I find it hard to accept that the Okinawan weapons traditions spawned the open hand ones. For example the Okinawan home guard lasted less than 24 hours in the 1500’s trying to stop the Japanese from taking over. Is it those highly effective weapons arts which formed the basis of empty hand technique? Or is it more dubious Chinese traditions?

Personally I really question that the Okinawan weapons studies were ever seriously used against any sort of armed attackers. Then again until the pioneering work of Taira Shinken, the many private weapons traditions were not available, nor may not still be. And his efforts likely drew out individuals like Matoyashi, Kashiba, Yammani and others, to open their own traditions.

But my words are just that words. Let your eye’s do some analysis.

Here is one Okinawan Sai tradition. The rounded fluid manner which the entire body uses the sai is similar to Shinken Taira, and Akamine’s sai work.

Ryukyu Kobujutsu - Sai

Then we can compare that motion to that of Mr. Johnson.

Ko-do Ryu Kobudo (Uechi) Sanchin

Notice how different the use of the body with the sai.

I think there is an explanation. The sai technique is being adapted to the karate technique and not the other way. Isshinryu has a sai tradition. Here is Isshinryu’s founder doing a walk through of his version of Taira’s Chatanyara no sai.

Admittedly not a high level performance. The body sai movement really is a parallel of basic Isshinryu kata technique. This is not a bad thing. Decades of work on the Isshinryu sai really re-inforces the bodies ability to fully utilize the empty hand kata applications. It is here, not as a took to impale someone, but as a way to generate increased power and then learning how to apply that power usage against attacks, where the kobudo training takes hold.

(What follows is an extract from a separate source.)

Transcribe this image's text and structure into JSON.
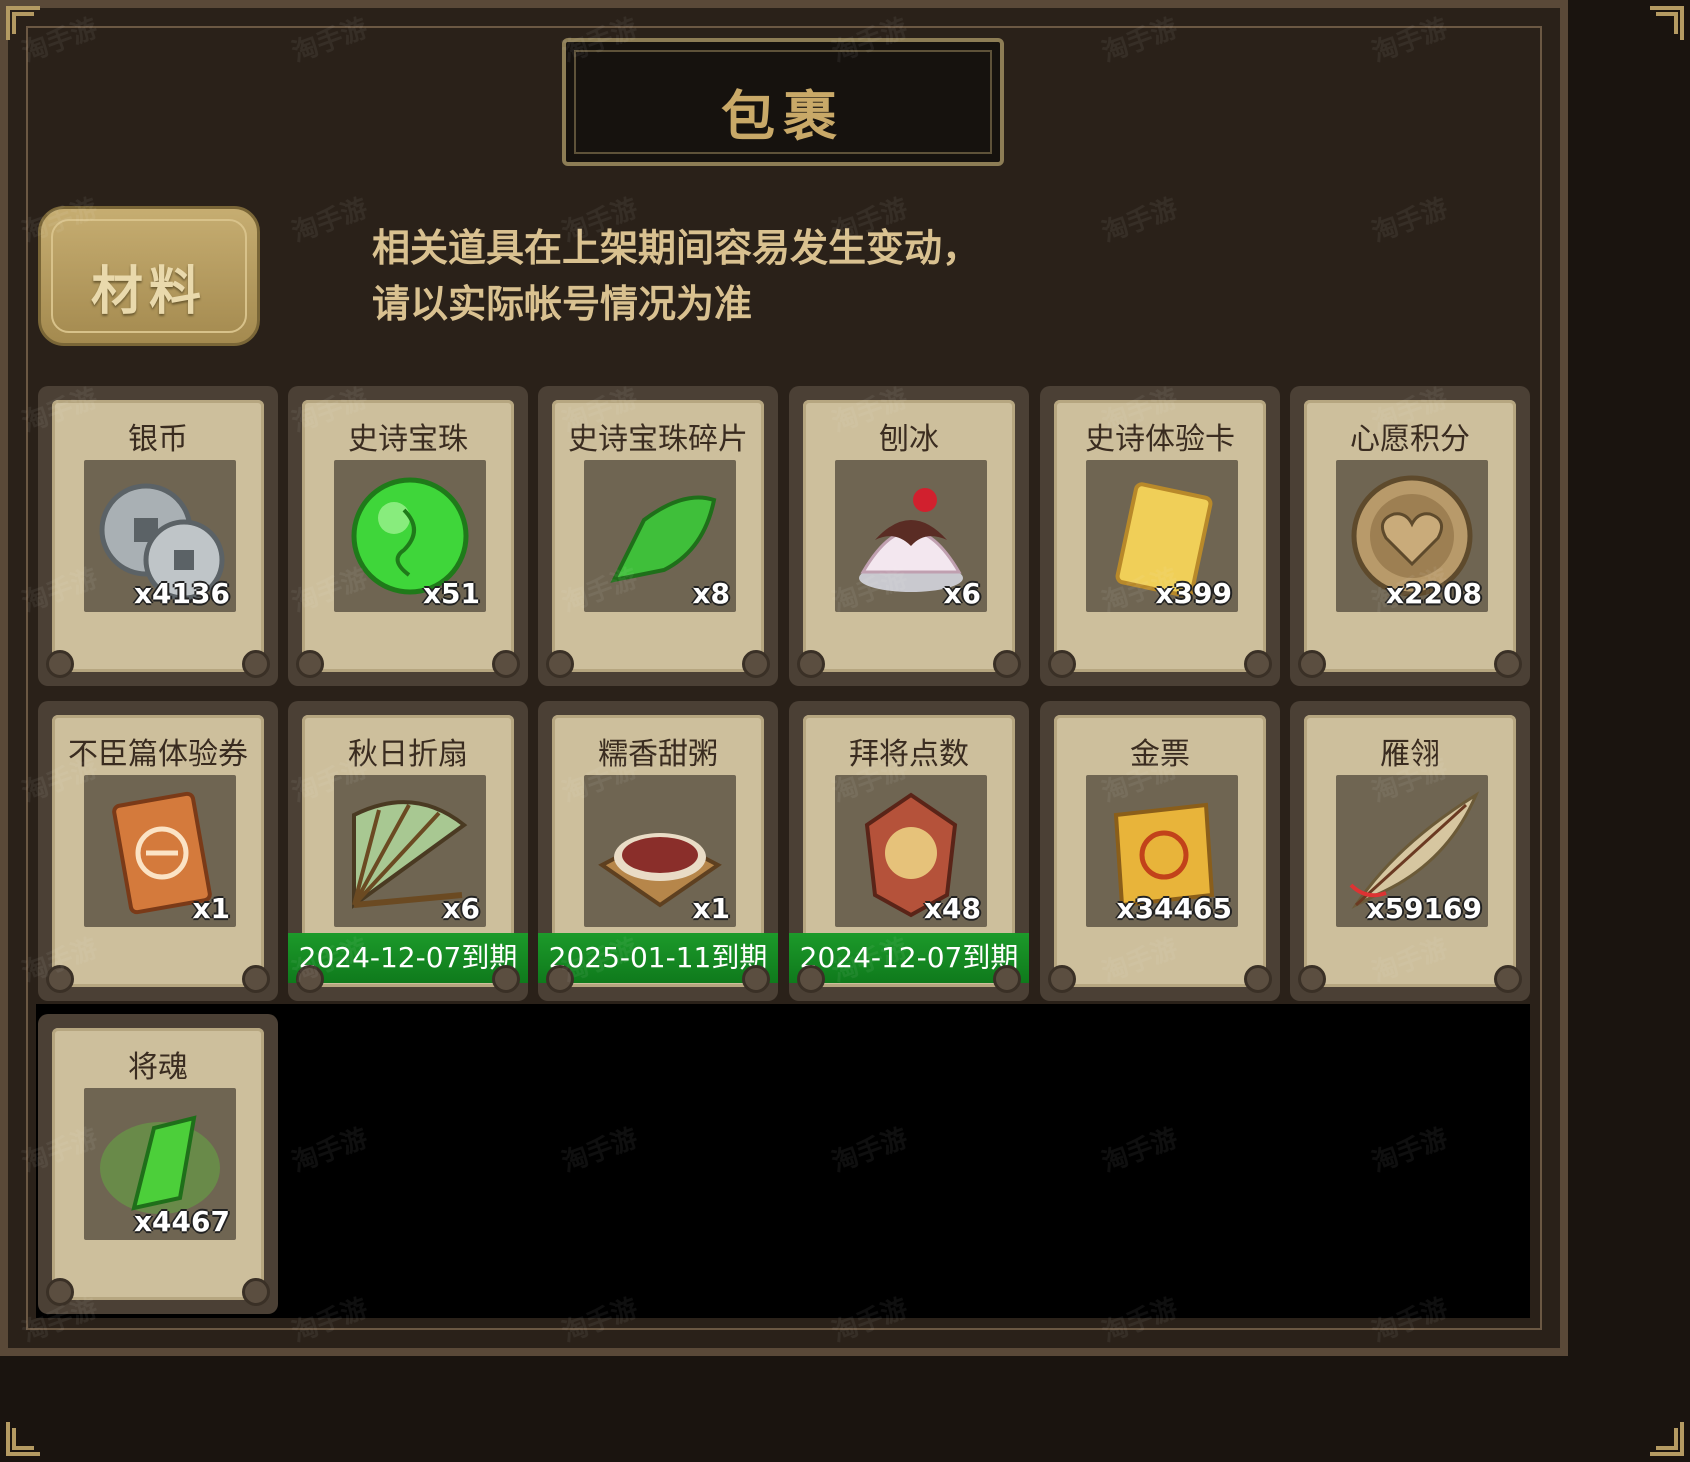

The world is vast. How we perceive it’s infinite potentials shapes our reality.
victor smith bushi no te isshinryu offering free instruction for 30 years

#296404 - 11/20/06 11:39 PM Re: Kodoryu [Re: Victor Smith]
Ed_Morris Offline
Professional Poster

Registered: 11/04/05
Posts: 6772
just curious Victor...could you confirm something I don't remember seeing from the Uechi 'blue book'? Kobudo was not combined with Uechi ryu until after WWII...weapons were added to Uechi ryu from later cross-training by students of Kanbun Uechi. is that right? because I don't remember it attributing early Uechi with Kobudo.

also, your opinion, if you could... looking at Okinawn kata as a whole, couldn't it be argued fairly easily that 'Seisan' seems to be a central importance and wider reaching across style lines...much moreso than say 'Sanseiru' ?

also, you are correct about Tensho (as far as I've heard). The Rokushu-Tensho connection is based loosly on shape. At best, using a method of form-matching, one might say Tensho was perhaps partialy based or inspired by Rokushu...but again, it's opinion. It's well known Miyagi composed Tensho...and that is what was passed on. anything else studied which resembles some segments of it, such as Rokkushu (that must be the japanese word for there a chinese romanization?) - would certainly be an interesting study. I look forward to the time someone actually does take an in-depth look at that. Tensho in it's present form has an overwhelming amount of goodies...plenty to keep me busy.

People who I've spoken with that have decades of first-hand Okinawan Kobudo training have seen the 'sai sanchin' video and just shook their heads.... whats next? Gekkisai no sai? Fukyugata no kama?

hey Victor! have you seen 'bassai dai sai' yet?

shisochin no sai: (or is that 'Shisochin with sigh')

and my favorite:
"boba fett bassai dai wit sai"

I don't know...either people are bored with their study or they are trying to sell a new thing for the sake of selling a new thing. I don't get it.